Well, according to TFA, nobody should.
Maybe I'm just confused, but doesn't '0-day' mean the exploit was found the day the code in question was released?
I generally don't follow Solaris, and 11 might have just come out, but I seriously doubt 10 and 11 both came out at the same time.
"If you make people think they're thinking, they'll love you; But if you really make them think, they'll hate you." - DM
Let me take a crack at this:
1) Fermi National Accelerator Laboratory.
That'll account for a couple thousand computers. It's left as an exercise for the reader to find other sites.
Are they just crazy? I know that almost every single box at FNAL has the telnet daemon running, and is behind no firewall. Why aren't they hacked-to-death? Kerberos.
FNAL has a policy that every service beyond central IT's web pages is protected by Kerberos. The Kerberos-enabled version of telnet is as secure as one can get; I've been told by their sysadmins that it is more secure than SSH because it is simpler and the network and authz/authn stacks are separated.

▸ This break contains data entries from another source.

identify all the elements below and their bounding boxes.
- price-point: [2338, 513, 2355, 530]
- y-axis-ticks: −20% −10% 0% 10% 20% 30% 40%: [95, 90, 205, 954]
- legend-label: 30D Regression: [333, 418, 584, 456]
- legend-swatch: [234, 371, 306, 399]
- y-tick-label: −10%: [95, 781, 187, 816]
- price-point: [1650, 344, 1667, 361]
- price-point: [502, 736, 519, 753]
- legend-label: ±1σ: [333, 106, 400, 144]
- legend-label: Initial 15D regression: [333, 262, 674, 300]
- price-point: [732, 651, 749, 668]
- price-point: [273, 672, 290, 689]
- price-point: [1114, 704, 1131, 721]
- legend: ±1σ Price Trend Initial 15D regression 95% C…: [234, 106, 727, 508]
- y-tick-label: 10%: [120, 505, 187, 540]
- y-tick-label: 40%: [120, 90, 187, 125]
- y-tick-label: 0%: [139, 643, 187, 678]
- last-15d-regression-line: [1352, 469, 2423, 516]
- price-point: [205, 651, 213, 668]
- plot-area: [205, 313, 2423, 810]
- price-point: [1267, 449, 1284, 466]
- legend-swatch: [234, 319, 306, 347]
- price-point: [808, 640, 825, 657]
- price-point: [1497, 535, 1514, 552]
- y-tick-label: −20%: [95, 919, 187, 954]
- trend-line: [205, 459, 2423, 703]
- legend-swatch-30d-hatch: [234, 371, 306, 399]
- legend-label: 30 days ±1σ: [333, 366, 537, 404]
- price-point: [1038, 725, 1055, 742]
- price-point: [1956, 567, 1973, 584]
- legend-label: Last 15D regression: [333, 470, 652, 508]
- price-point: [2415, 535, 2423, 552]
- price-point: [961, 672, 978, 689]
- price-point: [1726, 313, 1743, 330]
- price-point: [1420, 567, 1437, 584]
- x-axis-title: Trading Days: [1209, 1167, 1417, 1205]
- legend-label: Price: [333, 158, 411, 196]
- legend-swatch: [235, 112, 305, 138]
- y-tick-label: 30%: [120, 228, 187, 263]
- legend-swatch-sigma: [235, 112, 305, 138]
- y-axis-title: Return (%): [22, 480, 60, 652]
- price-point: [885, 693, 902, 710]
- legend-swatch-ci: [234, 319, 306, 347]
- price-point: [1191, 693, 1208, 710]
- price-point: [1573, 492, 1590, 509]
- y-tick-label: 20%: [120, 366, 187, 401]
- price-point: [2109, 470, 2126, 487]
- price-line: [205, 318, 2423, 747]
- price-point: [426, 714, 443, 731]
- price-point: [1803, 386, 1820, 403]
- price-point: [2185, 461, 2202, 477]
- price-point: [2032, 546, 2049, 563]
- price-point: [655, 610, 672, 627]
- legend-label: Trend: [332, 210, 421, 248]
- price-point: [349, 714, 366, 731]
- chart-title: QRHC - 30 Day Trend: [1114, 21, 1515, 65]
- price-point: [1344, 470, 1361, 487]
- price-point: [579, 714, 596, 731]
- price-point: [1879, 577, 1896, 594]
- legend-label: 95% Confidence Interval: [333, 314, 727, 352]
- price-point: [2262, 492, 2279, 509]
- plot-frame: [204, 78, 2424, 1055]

So, historically, Kerberos-enabled telnet has had less bugs than SSH.
Just because YOU don't run telnet (or don't know how to run it securely) doesn't mean that there aren't thousands of boxes out there that are secured by it.
If there are actually any Sun boxes at FNAL (they were one of the original big adopters of Linux), you can bet they'll probably be turned off today...
Thats nice and all, but I believe the GP was referring to systems w/ embedded processors, where thast not an option, and I also think he was whining about the initial key gereation (that first time you set it up process), which can take a bit of time on embedded processors. As an example, the Pix 515 has a lowly Pentium 166 at its core, the heavy math of calculating big primes can take a while. Then again, there's still some equipment out there that doesn't support SSH, only telnet.
None of which applies to TFA, which deals with using Telnet to access SUN servers/workstations, I agree there no reason that should be left on and it mystifies me that it continues to be the default for the big commercial Unixes (Both AIX and Solaris seem to want to use it by default, you have to enable SSH and turn off Telnet intentionally.
You are in a maze of twisted little posts, all alike.